Unhelpful help
By Bjørn Borud
If you make things you have little or no prior experience with, sooner or later a web search will bring you to a forum of some sort. Where you will find a prominent post telling you that your question you wanted to ask is stupid..
Much of the time your question will indeed be stupid. Perhaps you are trying to solve a problem in a way that is known not to work. Or you have misunderstood something fundamental and you need a bit of help in the right direction. But sometimes, people who ask silly questions are actually on to something. Sometimes you can actually learn something from them. If nothing else, then because they may force you to re-think what you think you know.

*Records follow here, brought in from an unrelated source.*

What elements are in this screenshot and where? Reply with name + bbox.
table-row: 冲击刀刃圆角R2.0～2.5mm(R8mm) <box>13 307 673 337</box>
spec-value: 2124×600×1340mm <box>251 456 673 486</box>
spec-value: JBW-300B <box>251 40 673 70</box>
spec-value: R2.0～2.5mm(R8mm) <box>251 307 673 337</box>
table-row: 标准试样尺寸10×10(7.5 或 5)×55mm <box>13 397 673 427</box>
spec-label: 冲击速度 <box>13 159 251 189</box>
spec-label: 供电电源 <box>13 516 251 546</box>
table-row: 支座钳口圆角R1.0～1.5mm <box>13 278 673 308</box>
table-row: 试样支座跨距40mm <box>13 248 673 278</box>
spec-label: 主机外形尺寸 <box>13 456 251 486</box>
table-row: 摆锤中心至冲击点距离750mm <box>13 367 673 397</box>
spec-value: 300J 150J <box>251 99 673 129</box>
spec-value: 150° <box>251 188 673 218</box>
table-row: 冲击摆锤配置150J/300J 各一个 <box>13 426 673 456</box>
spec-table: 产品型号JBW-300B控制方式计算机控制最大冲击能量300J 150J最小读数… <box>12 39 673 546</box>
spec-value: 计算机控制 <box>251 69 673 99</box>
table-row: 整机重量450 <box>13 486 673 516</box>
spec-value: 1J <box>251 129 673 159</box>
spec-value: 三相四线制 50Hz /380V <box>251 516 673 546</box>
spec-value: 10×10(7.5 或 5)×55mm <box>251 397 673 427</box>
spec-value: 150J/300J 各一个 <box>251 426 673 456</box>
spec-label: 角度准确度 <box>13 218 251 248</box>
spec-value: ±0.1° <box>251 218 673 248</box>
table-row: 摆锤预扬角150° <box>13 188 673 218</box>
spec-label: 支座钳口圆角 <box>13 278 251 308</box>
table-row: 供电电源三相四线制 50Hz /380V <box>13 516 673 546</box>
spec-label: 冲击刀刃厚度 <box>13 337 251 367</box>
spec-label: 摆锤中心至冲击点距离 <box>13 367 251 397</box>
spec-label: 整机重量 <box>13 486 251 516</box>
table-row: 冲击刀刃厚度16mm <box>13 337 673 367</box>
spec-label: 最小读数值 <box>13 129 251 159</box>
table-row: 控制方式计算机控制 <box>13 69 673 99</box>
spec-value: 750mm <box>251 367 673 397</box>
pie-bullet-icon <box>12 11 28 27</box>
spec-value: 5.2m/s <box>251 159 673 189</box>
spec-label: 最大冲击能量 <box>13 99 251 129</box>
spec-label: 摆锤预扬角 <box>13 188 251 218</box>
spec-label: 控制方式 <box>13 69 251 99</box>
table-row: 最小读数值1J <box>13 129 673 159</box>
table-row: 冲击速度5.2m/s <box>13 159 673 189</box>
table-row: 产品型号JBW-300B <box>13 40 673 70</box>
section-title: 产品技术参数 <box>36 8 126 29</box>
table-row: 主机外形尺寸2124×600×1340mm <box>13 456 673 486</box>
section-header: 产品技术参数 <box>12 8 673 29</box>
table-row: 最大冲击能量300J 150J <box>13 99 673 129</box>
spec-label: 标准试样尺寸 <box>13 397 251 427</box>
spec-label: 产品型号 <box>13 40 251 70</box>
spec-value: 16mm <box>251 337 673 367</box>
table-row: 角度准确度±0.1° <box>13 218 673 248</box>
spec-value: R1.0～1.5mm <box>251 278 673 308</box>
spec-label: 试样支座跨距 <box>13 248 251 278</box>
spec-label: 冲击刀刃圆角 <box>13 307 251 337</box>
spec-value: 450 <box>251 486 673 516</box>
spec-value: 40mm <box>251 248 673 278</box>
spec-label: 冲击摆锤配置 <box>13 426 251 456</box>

This post came about after having read a bunch of really rubbish threads on a busy forum. In particular a thread where someone had indeed come up with a solution to a problem they were trying to solve, but just needed a bit of help to make it work. The next 5-6 responses categorically claimed variations of “can’t be done”.
Then followed a couple of responses pointing to how two different people had successfully solved the problem in exactly the way the original poster tried to. Turns out, it wasn’t a bad idea at all.
In the aforementioned thread the original poster had an interesting set of constraints they needed to solve for. The approaches suggested by the first 5-6 respondents would have provided sub-optimal results at best – but mostly wouldn’t be usable under the constraints given. They just weren’t good enough listeners to understand the constraints, and not knowledgeable enough to make the approach of the OP work.
When someone asks you to help them solve a problem in a particular way, first try to help them do that. Try to have some respect for the question. You do not necessarily know why people try to do things in a particular way. If you can answer the question, and you know a better solution, by all means, but answer the question first – then offer a different approach.
Showing why something won’t work is a valid approach. But that requires you understand what they are asking. I’ve often sat down to prove someone wrong only to find out that, actually, they may be on the right path after all.
First, try to answer the question as if it were valid. If you can’t then be open to the possibility that you’re the problem.